Gestorben wurde auf viele Arten. Mit gebundenen Händen wurden Insassen an ein Seil gehängt. Stundenlang hingen sie in der Luft, überspannte sich ihr Körper, auf den die SS-Schergen eindroschen. Auch in der Krankenabteilung ging der Tod um, wo Menschen Unterkühlungsversuchen ausgesetzt, mit Malaria infiziert oder in der Druckkammer zu Tode gequält wurden.

Freiwillige Folterknechte

In die aufgewühlten Gesichter der Schüler hinein sagt Schultz: «Die SS-Leute haben das freiwillig gemacht. Es ist eine Schutzbehauptung, dass sie dies unter Zwang tun mussten.» Ein Schüler fragt später im Bus auf der Heimfahrt: «Was die SS-Männer wohl zu Hause ihren Familien erzählt haben?» Ein anderer ist sich sicher: «Das kann sich in Europa nicht wiederholen.» Bald wollen sich die Jugendlichen von den Erlebnissen des Besuchs in der KZ-Gedenkstätte ablenken. Es wird gegamt, gechattet und geplaudert nach diesem verstörenden Tag.
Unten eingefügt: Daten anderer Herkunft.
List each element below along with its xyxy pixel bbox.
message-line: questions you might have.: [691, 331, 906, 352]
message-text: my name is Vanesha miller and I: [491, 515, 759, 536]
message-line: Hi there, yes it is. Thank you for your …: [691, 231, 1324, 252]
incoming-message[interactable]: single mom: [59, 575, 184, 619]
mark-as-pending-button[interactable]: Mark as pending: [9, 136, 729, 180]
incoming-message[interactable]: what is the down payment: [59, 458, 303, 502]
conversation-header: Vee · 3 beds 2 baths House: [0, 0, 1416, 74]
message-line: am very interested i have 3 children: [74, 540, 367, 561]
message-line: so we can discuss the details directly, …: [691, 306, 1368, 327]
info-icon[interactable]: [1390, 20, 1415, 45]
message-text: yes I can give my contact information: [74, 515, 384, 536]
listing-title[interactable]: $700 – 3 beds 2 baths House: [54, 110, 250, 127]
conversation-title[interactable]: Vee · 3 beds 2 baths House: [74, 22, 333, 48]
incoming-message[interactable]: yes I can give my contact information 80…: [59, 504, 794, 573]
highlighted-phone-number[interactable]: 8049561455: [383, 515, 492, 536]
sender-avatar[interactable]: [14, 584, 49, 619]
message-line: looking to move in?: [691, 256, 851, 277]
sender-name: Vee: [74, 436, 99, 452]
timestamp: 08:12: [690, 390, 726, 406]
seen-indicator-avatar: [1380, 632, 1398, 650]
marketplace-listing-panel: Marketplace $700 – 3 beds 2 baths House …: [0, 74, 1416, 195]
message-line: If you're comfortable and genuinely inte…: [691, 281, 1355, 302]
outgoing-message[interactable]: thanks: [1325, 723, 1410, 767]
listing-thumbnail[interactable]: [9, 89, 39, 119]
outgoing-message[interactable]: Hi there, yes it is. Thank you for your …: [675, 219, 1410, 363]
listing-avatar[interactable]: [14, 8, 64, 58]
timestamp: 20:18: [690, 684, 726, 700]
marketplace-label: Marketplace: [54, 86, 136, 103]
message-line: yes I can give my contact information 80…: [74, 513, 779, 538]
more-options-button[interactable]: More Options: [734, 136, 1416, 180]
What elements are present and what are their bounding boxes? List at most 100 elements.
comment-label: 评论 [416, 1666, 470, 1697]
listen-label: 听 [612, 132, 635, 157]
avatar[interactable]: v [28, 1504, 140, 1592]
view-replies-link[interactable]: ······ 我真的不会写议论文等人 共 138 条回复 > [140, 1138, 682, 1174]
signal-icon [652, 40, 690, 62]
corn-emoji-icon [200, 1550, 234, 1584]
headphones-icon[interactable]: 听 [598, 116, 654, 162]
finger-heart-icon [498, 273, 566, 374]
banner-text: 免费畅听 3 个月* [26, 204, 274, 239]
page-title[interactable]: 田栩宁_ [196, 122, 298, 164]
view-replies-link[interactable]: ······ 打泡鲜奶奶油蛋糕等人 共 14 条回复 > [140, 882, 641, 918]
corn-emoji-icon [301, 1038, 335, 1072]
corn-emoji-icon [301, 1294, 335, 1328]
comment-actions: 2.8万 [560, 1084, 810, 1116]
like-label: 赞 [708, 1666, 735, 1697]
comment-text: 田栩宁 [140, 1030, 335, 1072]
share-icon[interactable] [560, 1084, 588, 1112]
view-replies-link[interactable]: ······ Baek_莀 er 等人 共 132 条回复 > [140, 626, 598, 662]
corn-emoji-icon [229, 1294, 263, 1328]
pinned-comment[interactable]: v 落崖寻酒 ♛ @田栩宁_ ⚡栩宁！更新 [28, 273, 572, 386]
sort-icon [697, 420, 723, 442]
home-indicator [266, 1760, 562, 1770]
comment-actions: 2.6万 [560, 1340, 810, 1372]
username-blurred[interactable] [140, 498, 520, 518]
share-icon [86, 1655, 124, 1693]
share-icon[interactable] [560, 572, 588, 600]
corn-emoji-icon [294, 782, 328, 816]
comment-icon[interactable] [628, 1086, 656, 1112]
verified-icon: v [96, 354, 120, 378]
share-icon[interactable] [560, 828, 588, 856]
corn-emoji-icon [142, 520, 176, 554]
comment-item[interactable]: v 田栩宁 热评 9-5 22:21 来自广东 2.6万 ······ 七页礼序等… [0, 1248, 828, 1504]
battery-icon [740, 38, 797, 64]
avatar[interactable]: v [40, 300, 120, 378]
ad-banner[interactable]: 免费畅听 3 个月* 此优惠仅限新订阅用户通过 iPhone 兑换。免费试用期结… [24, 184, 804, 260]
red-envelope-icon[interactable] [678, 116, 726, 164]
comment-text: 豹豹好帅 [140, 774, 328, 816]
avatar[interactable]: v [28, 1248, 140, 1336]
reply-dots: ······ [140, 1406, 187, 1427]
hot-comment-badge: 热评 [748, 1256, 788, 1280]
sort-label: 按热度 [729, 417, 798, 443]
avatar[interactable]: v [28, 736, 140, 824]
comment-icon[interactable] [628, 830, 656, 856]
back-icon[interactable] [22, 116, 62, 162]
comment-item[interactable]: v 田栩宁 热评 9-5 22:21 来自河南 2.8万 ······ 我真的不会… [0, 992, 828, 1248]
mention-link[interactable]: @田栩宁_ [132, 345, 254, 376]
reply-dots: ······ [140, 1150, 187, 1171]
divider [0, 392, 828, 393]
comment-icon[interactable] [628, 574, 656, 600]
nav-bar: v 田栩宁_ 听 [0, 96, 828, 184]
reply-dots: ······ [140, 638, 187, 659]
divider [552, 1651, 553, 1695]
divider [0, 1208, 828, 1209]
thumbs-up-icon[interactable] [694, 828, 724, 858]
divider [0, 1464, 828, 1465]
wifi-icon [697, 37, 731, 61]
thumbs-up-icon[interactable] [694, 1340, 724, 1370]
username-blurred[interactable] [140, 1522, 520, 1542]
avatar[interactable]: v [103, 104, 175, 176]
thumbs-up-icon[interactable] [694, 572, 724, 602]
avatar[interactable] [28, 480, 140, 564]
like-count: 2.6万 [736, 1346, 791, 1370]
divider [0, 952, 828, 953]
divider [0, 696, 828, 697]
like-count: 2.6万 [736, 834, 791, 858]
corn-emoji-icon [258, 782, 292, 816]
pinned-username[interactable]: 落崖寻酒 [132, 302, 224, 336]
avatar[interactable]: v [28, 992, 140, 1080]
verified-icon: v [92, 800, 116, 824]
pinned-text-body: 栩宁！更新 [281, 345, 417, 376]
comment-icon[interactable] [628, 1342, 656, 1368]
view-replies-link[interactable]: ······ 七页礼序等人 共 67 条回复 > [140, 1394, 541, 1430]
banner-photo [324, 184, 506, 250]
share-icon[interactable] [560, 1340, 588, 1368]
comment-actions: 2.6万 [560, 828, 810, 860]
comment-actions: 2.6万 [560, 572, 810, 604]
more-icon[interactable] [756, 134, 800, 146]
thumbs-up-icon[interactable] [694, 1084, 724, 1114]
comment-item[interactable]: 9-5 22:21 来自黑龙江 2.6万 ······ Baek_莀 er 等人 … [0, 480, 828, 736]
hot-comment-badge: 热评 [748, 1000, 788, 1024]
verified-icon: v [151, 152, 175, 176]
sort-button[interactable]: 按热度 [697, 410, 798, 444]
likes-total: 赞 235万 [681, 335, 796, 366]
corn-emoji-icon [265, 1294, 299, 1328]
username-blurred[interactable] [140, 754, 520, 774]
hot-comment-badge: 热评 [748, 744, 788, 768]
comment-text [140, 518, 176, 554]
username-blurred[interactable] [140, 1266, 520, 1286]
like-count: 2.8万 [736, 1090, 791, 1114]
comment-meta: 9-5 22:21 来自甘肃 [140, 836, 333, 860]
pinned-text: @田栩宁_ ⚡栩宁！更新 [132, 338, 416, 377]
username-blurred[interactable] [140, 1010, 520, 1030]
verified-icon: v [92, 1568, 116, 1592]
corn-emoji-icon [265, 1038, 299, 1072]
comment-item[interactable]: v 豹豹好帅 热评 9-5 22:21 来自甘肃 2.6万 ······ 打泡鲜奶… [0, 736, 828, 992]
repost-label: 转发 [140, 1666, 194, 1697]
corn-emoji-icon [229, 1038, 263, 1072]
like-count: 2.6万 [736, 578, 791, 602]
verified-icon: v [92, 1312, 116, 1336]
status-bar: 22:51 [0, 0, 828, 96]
Auch die Fotografin Lee Miller schien sich am Abend des 30. April 1945 mit einer künstlerisch inszenierten Performance Blut und Dreck vom KZ Dachau buchstäblich abwaschen zu wollen. Sie legte sich in der Münchner Wohnung von Adolf Hitler in dessen Badewanne und liess sich nackt von ­ihrem Kollegen fotografieren. Eine coole Pose, doch Alkoholismus und Depressionen sollten sie ihr weiteres Leben begleiten – nicht zuletzt auch wegen ihrer Kriegserlebnisse.

Den einstigen Häftling Alfred Mülli verfolgte das KZ ebenso bis zu seinem Tod 1997. Als Demenzkranker rief er immer wieder, als würde er zum Appell antreten, im zackigen Ton seine KZ-Nummer: «29331!»

*Literaturhinweis: B. Spörri, R. Staubli, B. Tuchschmid: Schweizer KZ-Häftlinge. NZZ Libro, 2019, 320 Seiten, Fr. 48.–.